Abington’s Pre-K-Grade 8 students will return to the classroom full-time starting the week of April 5, Superintendent Peter Schafer and the school committee announced Thursday night. High school students will return the following week, April 12. 

The announcement came exactly one year to the day the World Health Organization declared COVID-19 a global pandemic. Abington students, like most around the state, have not been in classrooms full-time since mid-March 2020, when Gov. Baker ordered schools closed in response to the growing public health crisis. 

“Yay,” School Committee Chairwoman Wendy Happel said following the board’s unanimous vote in favor of the regathering plan. “I feel a little relief here.”

Schafer said high school students will return a week after middle school students to allow administrators to better handle “logistical challenges” associated with drop-off/pick-up, new bus routes, and safely preparing meals for 1,200 students, 

Many of the policies in effect since September will remain in place. Students and staff will still be required to wear masks, even if they’ve been vaccinated, as well as adhere to hygiene rules. Students will also still receive mask breaks.  

But other pieces will change as school officials try to absorb twice the number of the students while still meeting basic social distancing standards.

In order to accommodate more than two dozen desks and chairs spaced at least three feet apart, elementary school classrooms will be stripped of nearly all bookcases and shelving. School officials are reserving multiple spaces within their buildings to hold lunch, a time when students will be mask-less. A large tent has already been set up behind the Woodsdale Elementary School to help accommodate the increased number of students; one is also coming soon to the Beaver Brook. Middle and high school students will be placed in the cafeteria, seminar room, main hallways and middle school gymnasium for lunch time. 

Families who have been participating in full remote learning will have the option of returning in person, or staying as is. Depending on the number of students opting to come back per grade, those students may be placed in newly created classes; some of these classes may contain multiple grades. No student who has been taking part in hybrid learning will be required to switch classes or teachers.   

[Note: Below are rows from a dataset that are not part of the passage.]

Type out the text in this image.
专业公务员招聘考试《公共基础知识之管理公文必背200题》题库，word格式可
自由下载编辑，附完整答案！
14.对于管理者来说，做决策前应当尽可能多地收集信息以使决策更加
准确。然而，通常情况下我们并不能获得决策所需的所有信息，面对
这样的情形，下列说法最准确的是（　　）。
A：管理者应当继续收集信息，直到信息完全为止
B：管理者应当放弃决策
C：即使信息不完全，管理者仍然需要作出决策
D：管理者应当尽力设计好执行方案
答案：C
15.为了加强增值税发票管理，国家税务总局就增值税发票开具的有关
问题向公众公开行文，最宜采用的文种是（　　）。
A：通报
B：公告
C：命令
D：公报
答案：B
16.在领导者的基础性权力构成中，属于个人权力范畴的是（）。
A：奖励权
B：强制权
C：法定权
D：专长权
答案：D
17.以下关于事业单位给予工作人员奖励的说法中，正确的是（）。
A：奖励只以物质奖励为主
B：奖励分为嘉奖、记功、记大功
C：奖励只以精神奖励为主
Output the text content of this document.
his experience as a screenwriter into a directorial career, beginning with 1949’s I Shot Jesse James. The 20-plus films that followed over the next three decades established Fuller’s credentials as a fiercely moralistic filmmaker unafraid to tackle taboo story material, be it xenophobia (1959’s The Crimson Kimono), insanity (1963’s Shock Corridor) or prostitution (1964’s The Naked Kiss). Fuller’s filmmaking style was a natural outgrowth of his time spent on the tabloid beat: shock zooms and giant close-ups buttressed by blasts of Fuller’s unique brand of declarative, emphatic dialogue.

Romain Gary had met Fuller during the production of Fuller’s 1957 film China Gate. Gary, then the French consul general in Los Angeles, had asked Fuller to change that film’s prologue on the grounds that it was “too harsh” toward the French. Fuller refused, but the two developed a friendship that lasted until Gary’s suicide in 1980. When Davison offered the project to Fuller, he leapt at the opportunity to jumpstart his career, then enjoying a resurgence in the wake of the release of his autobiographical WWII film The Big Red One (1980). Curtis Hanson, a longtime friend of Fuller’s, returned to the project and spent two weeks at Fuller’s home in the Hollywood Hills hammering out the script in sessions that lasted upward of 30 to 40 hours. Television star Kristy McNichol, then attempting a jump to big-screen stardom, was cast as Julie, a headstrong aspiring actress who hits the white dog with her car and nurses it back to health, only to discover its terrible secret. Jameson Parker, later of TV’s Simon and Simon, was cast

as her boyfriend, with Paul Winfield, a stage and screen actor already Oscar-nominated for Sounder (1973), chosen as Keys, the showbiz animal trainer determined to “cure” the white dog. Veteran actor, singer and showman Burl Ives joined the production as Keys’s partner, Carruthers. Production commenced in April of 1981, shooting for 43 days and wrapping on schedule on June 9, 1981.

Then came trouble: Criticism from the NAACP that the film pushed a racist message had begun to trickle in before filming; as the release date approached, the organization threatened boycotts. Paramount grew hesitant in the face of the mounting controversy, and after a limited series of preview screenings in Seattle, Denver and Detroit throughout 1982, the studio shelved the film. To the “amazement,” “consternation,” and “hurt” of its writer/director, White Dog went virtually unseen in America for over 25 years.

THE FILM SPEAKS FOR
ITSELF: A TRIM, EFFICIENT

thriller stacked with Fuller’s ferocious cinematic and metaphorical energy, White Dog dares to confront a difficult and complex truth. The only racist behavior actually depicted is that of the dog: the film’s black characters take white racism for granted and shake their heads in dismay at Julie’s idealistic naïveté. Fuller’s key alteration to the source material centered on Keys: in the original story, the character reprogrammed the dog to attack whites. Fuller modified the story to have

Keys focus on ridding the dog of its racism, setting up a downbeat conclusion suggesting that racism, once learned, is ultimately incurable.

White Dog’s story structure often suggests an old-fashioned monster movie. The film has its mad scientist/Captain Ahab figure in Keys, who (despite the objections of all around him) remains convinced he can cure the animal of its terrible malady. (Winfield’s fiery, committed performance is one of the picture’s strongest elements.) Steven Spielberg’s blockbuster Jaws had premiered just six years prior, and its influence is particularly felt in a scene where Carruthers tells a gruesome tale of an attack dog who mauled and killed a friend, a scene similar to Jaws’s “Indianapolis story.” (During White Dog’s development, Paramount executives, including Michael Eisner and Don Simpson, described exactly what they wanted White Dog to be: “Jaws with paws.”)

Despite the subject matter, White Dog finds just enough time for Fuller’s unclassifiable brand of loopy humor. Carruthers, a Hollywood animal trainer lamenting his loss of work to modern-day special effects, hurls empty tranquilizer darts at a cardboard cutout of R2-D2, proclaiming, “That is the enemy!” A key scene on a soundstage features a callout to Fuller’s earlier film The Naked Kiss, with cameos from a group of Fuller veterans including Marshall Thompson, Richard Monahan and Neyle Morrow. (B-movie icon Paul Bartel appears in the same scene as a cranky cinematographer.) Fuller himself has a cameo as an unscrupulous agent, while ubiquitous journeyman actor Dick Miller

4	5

Bus routes will be reworked to reflect the new student population. All students who currently take the bus will be eligible to continue taking the bus. New requests for bus service, including from students who had been learning fully remote, may be placed on a waitlist depending on available seats.      

Once students return full-time, classes will no longer be live-streamed in grades K-4. Classes will be livestreamed on a limited basis in grades 5-12 for students in medically fragile households, as determined by school administrators.  

The school department is in the process of hiring additional part-time custodians, lunch/recess paraprofessionals, instructional paraprofessionals, and multi-grade classroom teachers. The new positions will be paid for through a recent $600,000 allocation of federal Elementary and Secondary School Emergency Relief Fund II funds.

Schafer said principals will be providing additional information to families in the coming days.